1. 16
  1.  

  2. 4

    Re-learned this the hard way two weeks ago. Default timeout of my TCP was apparently > 2 minutes, and I had a timer running every 30 seconds. So a) I’ve got a hang for > 2 minutes on the scheduler b) afterwards all blocked jobs got run at once, leading to a DDoS block.. Luckily found this during testing.

    1. 2

      All very true, yet at the same time it’s often hard to know what the timeout should be, which is probably why it’s left to infinity by default. And the reason is the exact argument he’s using: the network is not reliable.

      So let’s say you set it to 20 sec which is plenty of time as the call finishes in 1 second on your machine. Now your app is used in a country with a very slow connection, and it becomes unusable because the calls keep timing out. They would take 30, 40 seconds, which is always higher than your limit.

      So it’s hard to get it right so that it works everywhere on all devices.

      1. 3

        I don’t think timeouts should be set based on what’s reasonable given the technical equipment at hand. Timeouts should be set based on user expectation for the job being performed. Action video game? When you’re getting into hundreds of milliseconds it’s already too much. Interactive business application? No more than a few seconds. Batch jobs? Depends on their size, but could well be days.

        “But kqr, be realistic. Should people in countries with slow connections not get to use interactive business applications?”

        Sure, they should. But they have to be written in a way that works under the technical limitations where they are to be used. If you write an application to be used somewhere with a slow connection, maybe don’t rely on the connection for interactivity at all? Solve the problem sustainably: do more local processing. Don’t just increase the timeouts and have your users suffer.

        1. 1

          All very true, yet at the same time it’s often hard to know what the timeout should be, which is probably why it’s left to infinity by default. And the reason is the exact argument he’s using: the network is not reliable.

          Definitely true, but I think it would be nice if the libraries didn’t let us shoot ourselves in the foot. You also have to think, for example, about those libraries that are used between services.

        2. 1

          If you follow this advice… Always write unit tests that test you handle a time out sanely.

          I have seen sooo much code complicated by timeout logic…. and does nothing more useful than if the user had ctrl-c’d it.

          In fact less useful.

          If I set something to do it’s thing over night…

          …I’m going to be pissed off if you got impatient with a small temporary net outage and I find the app time’d out and did nothing overnight.

          Conversely if I know the ‘net connection is dead (hey I tripped over the cable and the router is smashed, it’s dead I know it) I’ll be fed up and angry that I can’t get my desktop back until you time out 10 minutes later and furious if you don’t just let me ctrl-c and carry on with my life.

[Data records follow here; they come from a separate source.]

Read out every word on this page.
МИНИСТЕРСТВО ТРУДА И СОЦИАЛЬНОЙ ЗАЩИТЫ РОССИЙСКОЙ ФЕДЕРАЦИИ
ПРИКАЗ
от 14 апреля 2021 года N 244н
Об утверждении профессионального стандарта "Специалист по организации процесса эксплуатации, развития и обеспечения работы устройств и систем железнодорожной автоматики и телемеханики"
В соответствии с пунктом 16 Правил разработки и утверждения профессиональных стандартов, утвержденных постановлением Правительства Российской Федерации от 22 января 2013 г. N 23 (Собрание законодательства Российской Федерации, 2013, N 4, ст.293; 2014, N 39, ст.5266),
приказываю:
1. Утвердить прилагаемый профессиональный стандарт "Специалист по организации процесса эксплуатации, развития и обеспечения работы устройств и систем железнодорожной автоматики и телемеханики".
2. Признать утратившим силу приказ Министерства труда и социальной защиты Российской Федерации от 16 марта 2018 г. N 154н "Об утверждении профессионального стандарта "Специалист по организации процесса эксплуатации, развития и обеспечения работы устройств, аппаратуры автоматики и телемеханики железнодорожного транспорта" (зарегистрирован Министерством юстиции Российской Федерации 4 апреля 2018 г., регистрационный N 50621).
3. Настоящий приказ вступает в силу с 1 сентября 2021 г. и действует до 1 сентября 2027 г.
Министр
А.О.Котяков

          ps: The poster child for this was NFS network filesystems in The Bad Old Days (or badly configured ones these days)….

          If the server went down, or a ’net connection died, no matter how permanently…

          …any process that accessed any file or directory on the mounted system, hung, unkillable in ‘D’ mode until you rebooted the system.

          (You will be amazed at how many directories a shell session will stat or open while it does it’s thing. If just one of those is a dead NFS mount….)

          1. 1

            In the browser it’s not infinity, it’s whatever the browser/OS timeout at, which is… hard to test.

            I was working on on a offline web app (PWA) and the original author didn’t set timeouts in anything. Ugh.

            If love to find out the exact algorithm chrome (on windows) uses for timing out requests. Testing the same code on same browser would result in different timeout values.

            1. 1

              A good API should be easy to use the right way and hard to use the wrong way.

              Yes, but I would say “the right way must also be the easiest” – quote stolen from J. Pakkanen

              I think of it as a trap: The easy way is something people either “fall into” – bad defaults – or can’t rationally avoid because they don’t feel 110% sure about the difference. There must be no such trap.